Helena Agnieszka Kmieć (9 February 1991 – 24 January 2017) was a Polish Catholic missionary who was awarded the Polish Gold Cross of Merit. In May 2024, her sainthood cause was opened and she was named a Servant of God.

== Biography ==
Helena Agnieszka Kmieć was born on 9 February 1991 in Kraków. She was baptized on 14 April 1991 at St. Barbara's Church in Libiąż. She was related to Bishop Jan Zając, who was the brother of her grandfather. Helena's parents, father Jan from Libiąż and mother Agnieszka from Kraków, met while building a church in Olcza, Zakopane. Agnieszka died when Helena was six weeks old. She and her older sister were raised by their stepmother, Barbara.

She graduated from the High School of the Catholic Association of Educators in Libiąż. She was a scholarship holder of the Leweston School in Sherborne, UK, where she obtained her high school diploma, at the same time pursuing an individual course of study in her high school, from which she graduated in 2009. In 2014, she obtained a master's degree in engineering at the Faculty of Chemistry of the Silesian University of Technology, where she studied technology and chemical engineering in English. After graduating, she worked as a flight attendant for an airline.

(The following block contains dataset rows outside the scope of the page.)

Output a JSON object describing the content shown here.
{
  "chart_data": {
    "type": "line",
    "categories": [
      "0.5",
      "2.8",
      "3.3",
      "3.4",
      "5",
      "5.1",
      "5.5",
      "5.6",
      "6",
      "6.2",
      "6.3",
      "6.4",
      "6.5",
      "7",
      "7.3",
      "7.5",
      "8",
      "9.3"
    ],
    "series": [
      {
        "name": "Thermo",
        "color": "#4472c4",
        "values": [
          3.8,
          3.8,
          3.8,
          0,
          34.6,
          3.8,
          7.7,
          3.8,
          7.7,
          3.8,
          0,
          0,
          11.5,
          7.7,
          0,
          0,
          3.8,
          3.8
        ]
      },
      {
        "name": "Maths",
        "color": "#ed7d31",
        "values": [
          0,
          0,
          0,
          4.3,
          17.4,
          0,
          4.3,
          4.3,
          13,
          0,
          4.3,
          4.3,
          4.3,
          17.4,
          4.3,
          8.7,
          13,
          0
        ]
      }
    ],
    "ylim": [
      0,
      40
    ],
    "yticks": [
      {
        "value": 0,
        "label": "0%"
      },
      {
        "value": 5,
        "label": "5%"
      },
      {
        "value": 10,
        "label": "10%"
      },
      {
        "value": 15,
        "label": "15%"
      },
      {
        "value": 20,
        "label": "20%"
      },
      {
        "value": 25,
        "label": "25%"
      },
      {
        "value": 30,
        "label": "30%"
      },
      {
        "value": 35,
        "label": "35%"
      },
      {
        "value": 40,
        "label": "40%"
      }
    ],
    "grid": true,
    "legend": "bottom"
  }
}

She was active in the academic chaplaincy in Gliwice and sang in the Academic Choir of the Silesian University of Technology. Since 2012, she was a volunteer as part of the Missionary Volunteer Service "Salvator" in Trzebinia. She organized day camps for children at the parishes of the Salvatorian Fathers in Galgahévíz, Hungary and in Timișoara, Romania. On Friday, 6 July 2012, as part of evangelization at the railway station in Wrocław, she sang Listen, Israel, the Lord is your God, the Lord is the only one. In 2013, during the mission in Zambia, she worked with children and young people at the Salvation Home center in Lusaka and at the Kulanga Bana Farm youth center in Chamulimba, a village in Chongwe District. During the 2016 World Youth Day in Poland, she was their coordinator in the parish of St. Barbara in her hometown of Libiąż.

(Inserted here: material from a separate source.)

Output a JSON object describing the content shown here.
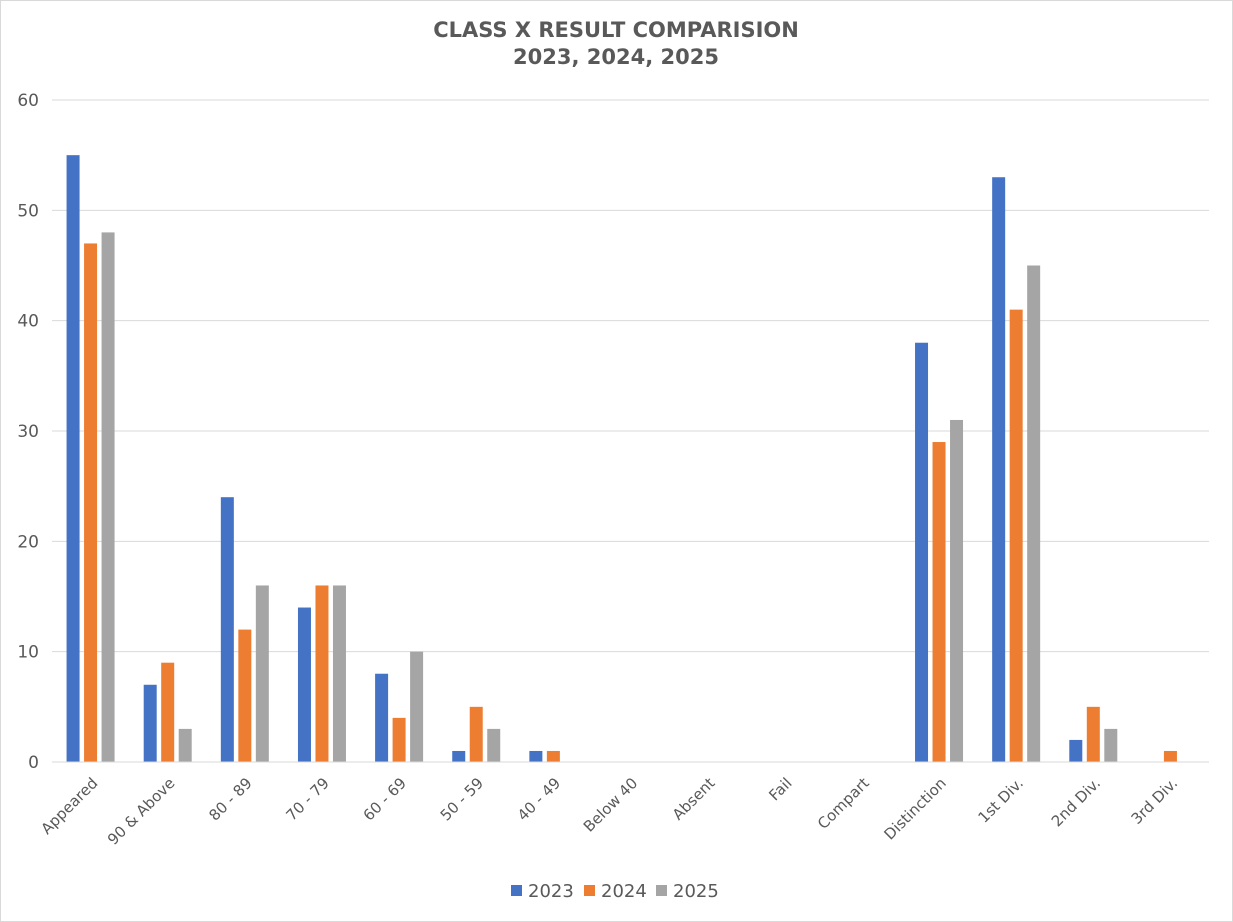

On 8 January 2017, together with Anita Szuwald, she went on a mission to Bolivia, where she planned to help the Servant Sisters of Dębica in an orphanage in Cochabamba until June. She died on the night of 24–25 January 2017, stabbed during an assault on the facility. In March 2018, a Bolivian court sentenced her killer, Romualdo Mamio dos Santos, to 30 years in prison.

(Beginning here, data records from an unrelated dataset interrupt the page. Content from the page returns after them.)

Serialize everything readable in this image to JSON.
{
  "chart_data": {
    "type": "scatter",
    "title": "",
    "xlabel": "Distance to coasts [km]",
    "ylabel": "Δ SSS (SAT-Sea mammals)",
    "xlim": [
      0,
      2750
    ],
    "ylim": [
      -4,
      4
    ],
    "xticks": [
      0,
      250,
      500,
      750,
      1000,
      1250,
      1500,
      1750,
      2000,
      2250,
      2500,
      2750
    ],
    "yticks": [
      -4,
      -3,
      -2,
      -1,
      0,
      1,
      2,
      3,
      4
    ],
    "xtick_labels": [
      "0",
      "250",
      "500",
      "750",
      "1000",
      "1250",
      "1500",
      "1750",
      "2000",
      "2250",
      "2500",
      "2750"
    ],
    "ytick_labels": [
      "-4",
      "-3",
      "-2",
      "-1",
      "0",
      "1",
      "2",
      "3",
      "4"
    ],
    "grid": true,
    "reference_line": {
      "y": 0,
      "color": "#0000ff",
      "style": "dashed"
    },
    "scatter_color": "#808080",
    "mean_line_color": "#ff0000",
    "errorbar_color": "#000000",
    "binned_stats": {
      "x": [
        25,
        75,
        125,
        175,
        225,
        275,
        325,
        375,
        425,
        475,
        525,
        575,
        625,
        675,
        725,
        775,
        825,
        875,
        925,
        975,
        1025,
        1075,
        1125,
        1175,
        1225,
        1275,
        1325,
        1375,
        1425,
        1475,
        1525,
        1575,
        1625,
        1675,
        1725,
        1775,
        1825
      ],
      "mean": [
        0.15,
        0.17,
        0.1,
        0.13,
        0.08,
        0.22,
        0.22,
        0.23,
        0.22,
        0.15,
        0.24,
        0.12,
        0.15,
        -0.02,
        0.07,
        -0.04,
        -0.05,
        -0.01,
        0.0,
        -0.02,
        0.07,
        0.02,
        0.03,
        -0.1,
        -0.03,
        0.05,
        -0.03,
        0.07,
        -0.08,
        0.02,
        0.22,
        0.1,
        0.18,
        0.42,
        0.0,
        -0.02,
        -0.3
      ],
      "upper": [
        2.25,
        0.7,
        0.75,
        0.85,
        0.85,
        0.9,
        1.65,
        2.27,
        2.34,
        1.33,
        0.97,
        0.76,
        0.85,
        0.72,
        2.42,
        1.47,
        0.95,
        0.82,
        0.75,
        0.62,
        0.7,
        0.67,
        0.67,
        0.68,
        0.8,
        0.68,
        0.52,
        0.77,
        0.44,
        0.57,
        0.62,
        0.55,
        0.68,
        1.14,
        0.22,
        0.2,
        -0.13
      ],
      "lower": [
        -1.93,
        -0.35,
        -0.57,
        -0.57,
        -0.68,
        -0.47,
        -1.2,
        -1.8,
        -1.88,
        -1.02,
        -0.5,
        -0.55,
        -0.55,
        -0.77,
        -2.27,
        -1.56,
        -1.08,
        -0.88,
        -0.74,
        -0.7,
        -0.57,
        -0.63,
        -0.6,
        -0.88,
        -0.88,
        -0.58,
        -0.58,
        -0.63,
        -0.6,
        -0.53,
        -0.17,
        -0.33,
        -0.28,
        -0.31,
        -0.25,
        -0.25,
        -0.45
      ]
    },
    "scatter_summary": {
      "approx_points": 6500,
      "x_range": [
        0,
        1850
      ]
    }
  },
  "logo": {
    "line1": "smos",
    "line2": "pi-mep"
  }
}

By the decision of the President of Poland of 7 February 2017, she was posthumously awarded the Gold Cross of Merit for her charitable and social activities and her commitment to people in need of help.

Her funeral ceremonies began on 18 February 2017 at the Shrine of Our Lady of Fatima in Trzebinia, and on 19 February they continued in her hometown of Libiąż. The Holy Mass preceding the funeral was presided over by Cardinal Stanisław Dziwisz. The funeral ceremony was of a state character. Helena Kmieć was buried in the cemetery at the parish church of St. Barbara in Libiąż.

== Beatification process ==
In December 2022, the Archdiocese of Kraków announced the start of the beatification process for Helena Kmieć, and in April 2024, an edict was issued announcing the official start of the process of beatification of the Polish missionary. The process began on 10 May 2024 in the Chapel of the Palace of the Archbishops of Kraków and she was subsequently titled a Servant of God.

== Commemoration ==
In May 2017, the Society of the Divine Savior established the Helena Kmieć Foundation to promote help children and youth in mission countries.

On 18 August 2017, during a ceremonial session of the Libiąż City Council, a unanimous decision was made to posthumously grant Helena Kmieć the title of Honorary Citizen of the City of Libiąż. A motion to rename Kościelna Street to Helena Kmieć Street was also unanimously approved.

In January 2020, she became patron of the Catholic Primary School in Warsaw.